Requereu a revogação da sentença e a junção do documento de fls.236 e 237.
Não foram apresentadas contra-alegações.
II – FUNDAMENTAÇÃO

2.1. – Questão prévia / A junção de documento:
Nos termos do art.712 nº1 alínea c) do CPC, a decisão do tribunal de 1ª instância sobre a matéria de facto só pode ser alterada pela Relação se o recorrente apresentar documento novo superveniente e que, por isso, seja suficiente para destruir a prova em que a decisão assentou.
Com as alegações de recurso, os apelantes juntaram um documento datado de 8/10/2007, emitido pelo Provedor da Arquitectura, no qual contém uma informação segundo a qual o projecto de arquitectura integra e prevalece sobre os projectos de comportamento térmico ( cf. fls.236 e 237 ), pretendendo alterar a resposta ao quesito 27º.
A junção de documentos, na fase de recurso, reveste natureza excepcional, só devendo ser admitida nos casos especiais previsto na lei.
Da conjugação do disposto nos artigos 706 nº1 e 524 nº1 e 2 do CPC, resulta que as partes só podem juntar documentos com as alegações nas seguintes situações: (1) se a apresentação não tiver sido possível até esse momento; (2) se os documentos se destinarem a provar factos posteriores aos articulados ou cuja apresentação se tenha tornado necessária em virtude de ocorrência posterior; (3) e se a junção só se tornar necessária devido ao julgamento proferido em 1ª instância.
Ora, nenhuma destas hipóteses se verifica no caso concreto.
Desde logo, a apelante já o poderia ter apresentado em 1ª instância, sendo certo que nem sequer justificou a superveniência subjectiva.
Alegou que a apresentação não possível até ao encerramento da audiência de julgamento, em virtude de apenas receberem a resposta em Outubro de 2007. Contudo, o documento de fls.236 é uma resposta à carta da Autora de 27 de Setembro, conforme nele se exarou, e nesta data já há muito havia encerrado a audiência de discussão, o que significa que a solicitação foi feita durante o prazo para as alegações.
Por outro lado, a eventual relevância dos mesmos não surgiu com a decisão da 1ª instância, o que significa que a pretendida junção não era imprevisível antes dela.
Acresce que a decisão da 1ª instância, ao responder à base instrutória, não se baseou em meio probatório não oferecido pelas partes, e nem a sentença se fundou em regra de direito com cuja aplicação ou interpretação as partes justificadamente não contassem ( cf. ANTUNES VARELA, RLJ ano 115, pág.95).
De resto, mesmo que tal documento fosse processualmente admissível, jamais implicaria a alteração da resposta ao quesito 27º, pela simples razão de que, por si só, não é suficiente para destruir a prova em que a decisão assentou, pois não reveste de força probatória plena.
Como se decidiu no Ac do STJ de 19/6/1986 ( BMJ 358, pág.455 ), o tribunal da Relação só pode alterar as respostas aos quesitos quando se verifiquem algum dos fundamentos das alíneas a) a c) do nº1 do art.712 do CPC e não ocorre nenhum daqueles fundamentos quando os documentos juntos ao processo ou a confissão não fazem prova plena em relação à questão controvertida.
Impõe-se indeferir a requerida junção do documento.

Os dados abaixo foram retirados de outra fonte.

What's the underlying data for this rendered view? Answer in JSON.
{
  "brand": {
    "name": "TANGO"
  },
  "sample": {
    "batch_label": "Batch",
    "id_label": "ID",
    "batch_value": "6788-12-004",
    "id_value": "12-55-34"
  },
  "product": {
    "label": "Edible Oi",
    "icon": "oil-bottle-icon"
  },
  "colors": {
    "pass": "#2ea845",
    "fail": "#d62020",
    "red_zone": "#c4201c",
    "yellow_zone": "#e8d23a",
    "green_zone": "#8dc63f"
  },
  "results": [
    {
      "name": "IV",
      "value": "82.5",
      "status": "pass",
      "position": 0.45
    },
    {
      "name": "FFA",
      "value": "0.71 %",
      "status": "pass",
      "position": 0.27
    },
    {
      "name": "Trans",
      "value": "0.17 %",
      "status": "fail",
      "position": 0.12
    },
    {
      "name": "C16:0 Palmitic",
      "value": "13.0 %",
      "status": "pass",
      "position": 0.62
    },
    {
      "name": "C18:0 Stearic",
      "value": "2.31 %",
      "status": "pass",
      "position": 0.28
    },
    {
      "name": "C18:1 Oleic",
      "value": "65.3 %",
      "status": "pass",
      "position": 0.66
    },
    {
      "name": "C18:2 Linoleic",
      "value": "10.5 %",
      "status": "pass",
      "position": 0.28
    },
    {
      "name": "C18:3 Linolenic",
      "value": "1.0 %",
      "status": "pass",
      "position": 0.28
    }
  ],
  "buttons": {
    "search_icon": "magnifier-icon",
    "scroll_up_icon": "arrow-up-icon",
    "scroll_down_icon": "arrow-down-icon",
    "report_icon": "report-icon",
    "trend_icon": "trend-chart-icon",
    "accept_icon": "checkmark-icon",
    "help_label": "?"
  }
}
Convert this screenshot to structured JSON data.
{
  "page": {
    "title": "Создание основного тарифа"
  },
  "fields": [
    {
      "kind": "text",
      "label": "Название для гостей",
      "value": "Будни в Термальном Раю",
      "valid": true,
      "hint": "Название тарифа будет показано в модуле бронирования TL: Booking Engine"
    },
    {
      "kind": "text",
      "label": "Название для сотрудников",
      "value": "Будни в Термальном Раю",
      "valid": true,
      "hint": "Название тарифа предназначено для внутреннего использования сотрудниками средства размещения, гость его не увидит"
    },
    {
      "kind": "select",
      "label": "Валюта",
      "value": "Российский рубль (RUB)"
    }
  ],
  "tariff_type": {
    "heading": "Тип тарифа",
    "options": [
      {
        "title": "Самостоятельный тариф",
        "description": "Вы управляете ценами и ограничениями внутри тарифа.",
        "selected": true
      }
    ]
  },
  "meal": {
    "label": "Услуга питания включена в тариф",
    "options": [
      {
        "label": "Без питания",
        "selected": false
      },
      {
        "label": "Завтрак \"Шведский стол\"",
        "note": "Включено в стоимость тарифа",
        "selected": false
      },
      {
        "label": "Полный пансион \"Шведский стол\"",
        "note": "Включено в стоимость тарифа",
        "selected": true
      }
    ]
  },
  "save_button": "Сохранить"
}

2.2. – O objecto do recurso:
Considerando as conclusões do recurso, as questões que importa decidir são as seguintes:
(1ª) - Impugnação da matéria de facto ( quesitos 12º e 13º);
(2ª) - A nulidade da sentença;
( 3ª) - A caducidade da acção e o reconhecimento do direito ( como facto impeditivo da caducidade ).

2.3. – Os factos provados ( descritos na sentença ):
[…]
2.5. – 1ª QUESTÃO / Alteração da matéria de facto:
[…]
A garantia do duplo grau de jurisdição da matéria de facto não subverte, por isso, o princípio da livre apreciação da prova ( art.655 do CPC ) que está deferido ao tribunal da 1ª instância, sendo que na formação da convicção do julgador não intervém apenas elementos racionalmente demonstráveis, mas também factores não materializados, pois que a valoração de um depoimento é algo absolutamente imperceptível na gravação/transcrição.
Contrariamente ao que sucede no sistema da prova legal, em que a conclusão probatória é prefixada legalmente, no sistema da livre apreciação da prova, o julgador detém a liberdade de formar a sua convicção sobre os factos, objecto do julgamento, com base apenas no juízo que fundamenta no mérito objectivamente concreto do caso, na sua individualidade histórica, adquirido representativamente no processo.
O que se torna necessário é que no seu livre exercício da convicção, o tribunal indique os fundamentos suficientes para que, através das regras da ciência, da lógica e da experiência, se possa controlar a razoabilidade daquela convicção do facto como provado ou não provado, possibilitando, assim, um controle sobre a racionalidade da própria decisão.
De resto, a lei determina a exigência de objectivação, através da fundamentação da matéria de facto, devendo o tribunal analisar criticamente as provas e especificar os fundamentos que foram decisivos para a convicção do julgador ( art.653 nº2 do CPC ).
Nesta perspectiva, se a decisão do julgador, devidamente fundamentada, for uma das soluções plausíveis, segundo as regras da experiência, ela será inatacável, visto ser proferida em obediência à lei que impõe o julgamento segundo a livre convicção.
Conforme orientação jurisprudencial prevalecente, o controle da Relação sobre a convicção alcançada pelo tribunal da 1ª instância deve, por isso, restringir-se aos casos de flagrante desconformidade entre os elementos de prova e a decisão, sendo certo que a prova testemunhal é, notoriamente, mais falível do que qualquer outra, e na avaliação da respectiva credibilidade tem que reconhecer-se que o tribunal a quo, pelas razões já enunciadas, está em melhor posição.
Ouvida integralmente a gravação da prova testemunhal, extrai-se a seguinte resenha:
[…]
Feita esta resenha sobre os depoimentos das testemunhas, inexiste flagrante desconformidade entre a prova gravada e a decisão sobre a matéria de facto, improcedendo consequentemente a impugnação de facto.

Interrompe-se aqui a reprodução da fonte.